I'm fucking BACK, okay?

11:22 PM  
Anonymous Anonymous said...

And I am allergic to white AND pink chocolate. What the hell is THAT shit about? Chocolate is CHOCOLATE, PERIOD. Don't FUCK with me when I'm PMS'ing. GOT IT?

LOL

11:23 PM  
Blogger Motor City Monk said...

FUCK DD.

Krispy Kreme so blows them away it's not even funny.

Can you believe the last time I drove thru DD they didn't even have any glazed munchkins or jelly filled glaze donuts available! Fuck them.

3:52 AM  
Blogger Pud said...

They ARE all about that gawd damn donut combo, aren't they?

But man I miss me a good cup of Dunkin D's coffee!

6:43 AM  
Anonymous Anonymous said...

Now I want donuts.
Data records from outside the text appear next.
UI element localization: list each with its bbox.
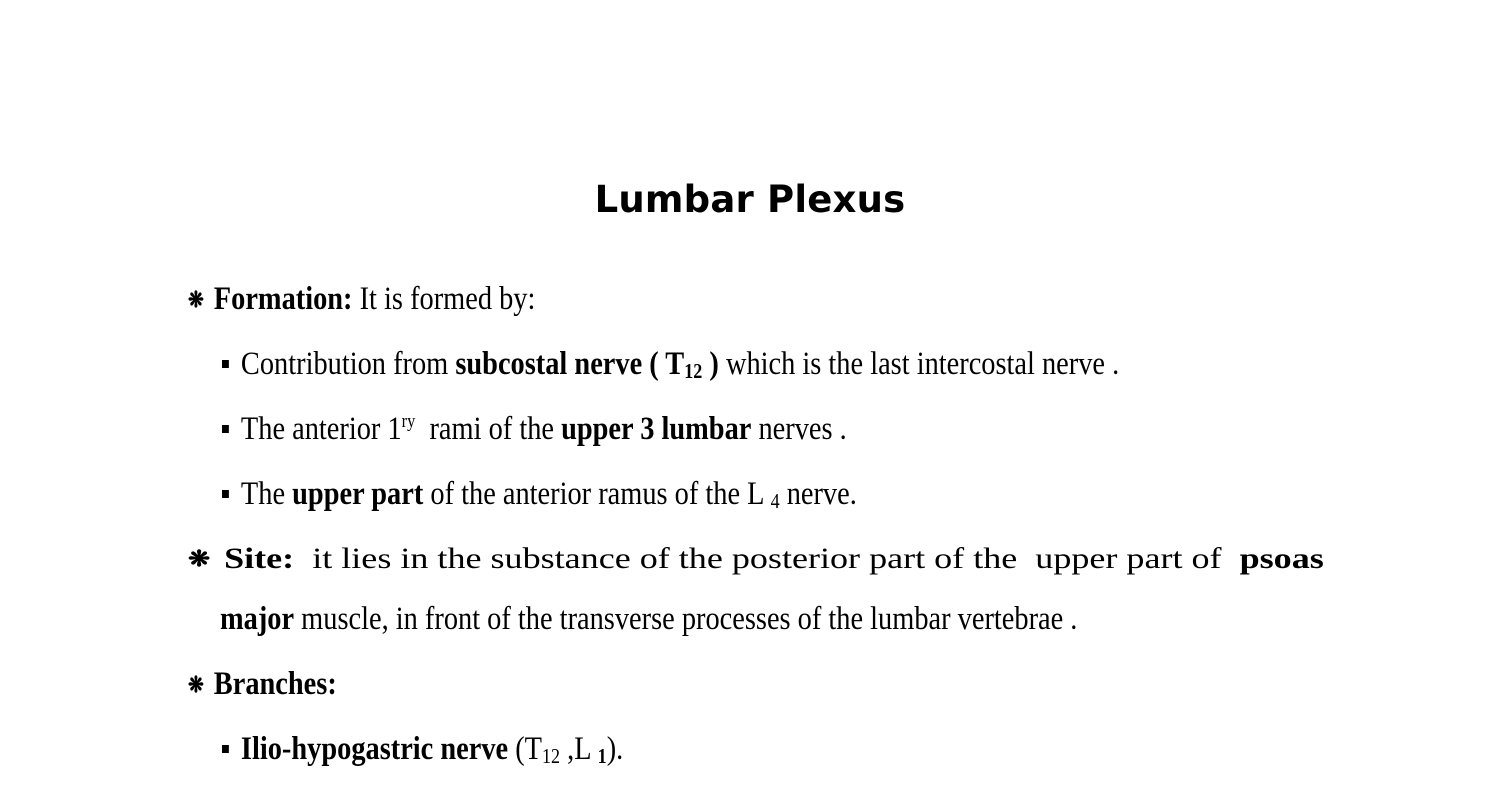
item-text: Contribution from — [240, 346, 456, 382]
item-text-post: which is the last intercostal nerve . — [718, 346, 1120, 382]
site-bold-1: psoas — [1239, 542, 1324, 575]
item-subscript: 4 — [770, 489, 780, 513]
square-bullet-icon — [222, 490, 229, 498]
item-text-mid: rami of the — [415, 411, 562, 447]
item-text-post: nerve. — [779, 476, 857, 512]
site-label: Site: — [224, 542, 295, 575]
item-bold-end: ) — [702, 346, 719, 382]
square-bullet-icon — [222, 745, 229, 753]
site-bold-2: major — [220, 601, 295, 637]
item-bold: upper part — [292, 476, 424, 512]
item-text: The — [240, 476, 293, 512]
branches-label: Branches: — [213, 666, 337, 702]
item-subscript: 12 — [684, 359, 703, 383]
item-bold: subcostal nerve ( T — [455, 346, 685, 382]
formation-item-2 — [222, 409, 847, 449]
branches-heading — [188, 664, 337, 705]
item-text-mid: ,L — [560, 731, 598, 767]
site-line-2 — [220, 599, 1077, 639]
item-subscript: 12 — [542, 744, 561, 768]
item-text-post: nerves . — [751, 411, 847, 447]
item-bold: Ilio-hypogastric nerve — [240, 731, 509, 767]
asterisk-bullet-icon: ❋ — [188, 546, 211, 571]
formation-heading — [188, 279, 535, 320]
formation-label: Formation: — [213, 281, 353, 317]
formation-item-1 — [222, 344, 1119, 384]
square-bullet-icon — [222, 425, 229, 433]
item-bold: upper 3 lumbar — [561, 411, 752, 447]
item-text: The anterior 1 — [240, 411, 402, 447]
site-line-1 — [188, 539, 1324, 579]
site-text-2: muscle, in front of the transverse processes of the lumbar vertebrae . — [294, 601, 1078, 637]
item-text-post: ). — [606, 731, 624, 767]
formation-item-3 — [222, 474, 857, 514]
square-bullet-icon — [222, 360, 229, 368]
item-text-mid: of the anterior ramus of the L — [423, 476, 771, 512]
asterisk-bullet-icon: ❋ — [188, 287, 204, 312]
asterisk-bullet-icon: ❋ — [188, 672, 204, 697]
formation-text: It is formed by: — [359, 281, 536, 317]
item-superscript: ry — [401, 411, 416, 432]
site-text-1: it lies in the substance of the posterior part of the upper part of — [294, 542, 1240, 575]
branch-item-1 — [222, 729, 623, 769]
item-text: (T — [508, 731, 543, 767]
item-subscript: 1 — [597, 744, 607, 768]
page-title: Lumbar Plexus — [594, 178, 906, 221]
Damn you all.

8:42 AM  
Blogger limpy99 said...

Phollower, just got to DD. I guarnatee they'll offer you at least two of 'em.

And Lady K, what the hell is pink chocolate???

Pud, surely the Middle East has good coffee if nothing else?

10:13 AM  
Anonymous Anonymous said...

My donut story of the week? No prob. At about 6 pm I went into a convenience store to pay for my gas. While there, I refill my Diet Pepsi. On the way out, I spy the donut rack. The sign says "Donuts, 3 for a dollar after 4 pm." So I grab one. I go to the counter, only to discover that they really mean 3 for a dollar. One is a dollar. Three is also a dollar. But I only want one. I don't want anyone else in here to think I could actually eat three donuts.

Other than that, I'm freezing.

12:20 PM  
Blogger limpy99 said...

Grab two more on the way out set them on fire for warmth.

2:20 PM  
Anonymous Anonymous said...

I read a good description of white chocolate in a book. To smell it, the directions were to "scratch and sniff" the little square etched on the paper. To know what it tasted like, the directions were to "cut and chew" that square of paper.

I haven't had a doughnut in a long, long time. Now that I know two doughnuts equals a meal, I may have to remedy the situation.